Memang tak semua hal bisa kamu kendalikan. Tapi setidaknya dengan memiliki keyakinan ada sebagian aspek dalam hidup yang bisa kita kendalikan, seperti punya pekerjaan yang disukai atau hobi menyenangkan untuk ditekuni, bisa membuat kita merasa lebih bahagia. Kamu yakin kamu memiliki kendali atas hal-hal masih bisa kamu ubah, tanpa harus memaksakan kehendak memaksakan semua hal berjalan sesuai dengan keinginan pribadimu.

2. Gaya Hidup Minimalis

"Menerapkan hidup minimalis berarti melawan keinginan untuk menghadirkan tiruan dunia luar di dalam rumah kita sendiri," tulis Francine Jay dalam Seni Hidup Minimalis. Dalam keseharianmu kamu tidak terlalu terobsesi dengan memiliki semua hal yang kamu lihat atau kamu temui. Membeli barang sesuai kebutuhan, serta tidak berlebihan dalam berbelanja atau menumpuk benda-benda. Hidup pun jadi lebih tenang sebab kamu tidak mengikatkan dirimu terlalu erat dengan objek-objek di sekitarmu.

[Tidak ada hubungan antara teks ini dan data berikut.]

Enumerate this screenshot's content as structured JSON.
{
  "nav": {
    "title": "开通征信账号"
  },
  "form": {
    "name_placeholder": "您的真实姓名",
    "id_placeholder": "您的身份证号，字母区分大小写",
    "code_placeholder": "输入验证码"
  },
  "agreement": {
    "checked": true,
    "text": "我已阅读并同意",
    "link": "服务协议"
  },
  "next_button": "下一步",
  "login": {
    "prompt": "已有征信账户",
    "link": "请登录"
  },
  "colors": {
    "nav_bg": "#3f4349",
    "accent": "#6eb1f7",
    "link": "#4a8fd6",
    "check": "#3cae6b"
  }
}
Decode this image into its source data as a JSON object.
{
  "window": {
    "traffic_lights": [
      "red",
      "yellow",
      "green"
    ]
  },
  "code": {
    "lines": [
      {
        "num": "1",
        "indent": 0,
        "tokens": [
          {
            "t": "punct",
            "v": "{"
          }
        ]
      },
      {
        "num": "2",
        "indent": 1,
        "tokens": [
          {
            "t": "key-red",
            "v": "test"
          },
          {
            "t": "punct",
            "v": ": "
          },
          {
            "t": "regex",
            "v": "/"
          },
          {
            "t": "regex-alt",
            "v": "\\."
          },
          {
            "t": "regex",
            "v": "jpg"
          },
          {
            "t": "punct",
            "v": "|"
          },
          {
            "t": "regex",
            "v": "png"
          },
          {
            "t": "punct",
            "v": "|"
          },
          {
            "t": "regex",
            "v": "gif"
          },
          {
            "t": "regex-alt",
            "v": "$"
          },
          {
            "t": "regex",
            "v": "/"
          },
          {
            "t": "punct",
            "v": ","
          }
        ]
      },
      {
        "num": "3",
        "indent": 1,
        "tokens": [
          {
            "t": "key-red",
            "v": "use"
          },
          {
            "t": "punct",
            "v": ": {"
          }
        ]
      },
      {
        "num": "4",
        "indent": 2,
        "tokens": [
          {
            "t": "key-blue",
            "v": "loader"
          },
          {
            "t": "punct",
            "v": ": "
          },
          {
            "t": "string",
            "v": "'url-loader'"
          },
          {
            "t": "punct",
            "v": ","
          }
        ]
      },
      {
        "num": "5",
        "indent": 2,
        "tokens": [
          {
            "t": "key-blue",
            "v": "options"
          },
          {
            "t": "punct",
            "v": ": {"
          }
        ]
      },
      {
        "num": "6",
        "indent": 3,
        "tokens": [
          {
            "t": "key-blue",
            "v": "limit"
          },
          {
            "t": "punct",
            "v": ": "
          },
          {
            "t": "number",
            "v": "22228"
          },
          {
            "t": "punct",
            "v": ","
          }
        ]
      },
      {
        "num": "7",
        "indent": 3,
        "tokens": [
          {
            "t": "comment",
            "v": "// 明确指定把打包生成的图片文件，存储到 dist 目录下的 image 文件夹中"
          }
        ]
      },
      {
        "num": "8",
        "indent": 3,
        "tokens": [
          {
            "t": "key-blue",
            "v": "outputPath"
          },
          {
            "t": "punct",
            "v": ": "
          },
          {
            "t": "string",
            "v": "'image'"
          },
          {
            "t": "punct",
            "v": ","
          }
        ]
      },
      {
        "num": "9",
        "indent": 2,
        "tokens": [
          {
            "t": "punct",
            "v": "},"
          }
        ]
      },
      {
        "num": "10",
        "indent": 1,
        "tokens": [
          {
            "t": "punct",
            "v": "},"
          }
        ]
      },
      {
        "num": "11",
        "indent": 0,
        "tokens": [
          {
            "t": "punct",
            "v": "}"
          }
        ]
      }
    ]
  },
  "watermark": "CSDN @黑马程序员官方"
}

3. Gaya Hidup dengan Menerima Diri

Ilustrasi./Copyright pexels.com/@bongkarn-thanyakij-683719
Ilustrasi./Copyright pexels.com/@bongkarn-thanyakij-683719

Mengutip buku Ada Serigala Betina dalam Diri Setiap Perempuan, Carol D. Ryff, penggagas teori kesejahteraan psikologis, menjelaskan bahwa tiap orang sebenarnya dapat menjadi sejahtera jika ia mampu:

1. Menerima diri.

2. Memiliki tujuan hidup.

3. Mengembangkan relasi yang positif dengan orang lain.

4. Menjadi pribadi yang mandiri.

5. Menguasai lingkungan.

6. Terus bertumbuh secara personal.

Poin pertama, menerima diri, menjadi poin penting untuk bisa hidup bahagia dan sejahtera. Sebab saat kita sudah bisa menerima diri dengan seutuhnya, kita bisa lebih mudah memperbaiki kekurangan dan mengoptimalkan kelebihan yang kita punya. Tidak lagi terobsesi membuat perbandingan dengan hidup orang lain, kita bisa lebih bahagia menjalani hidup kita sendiri.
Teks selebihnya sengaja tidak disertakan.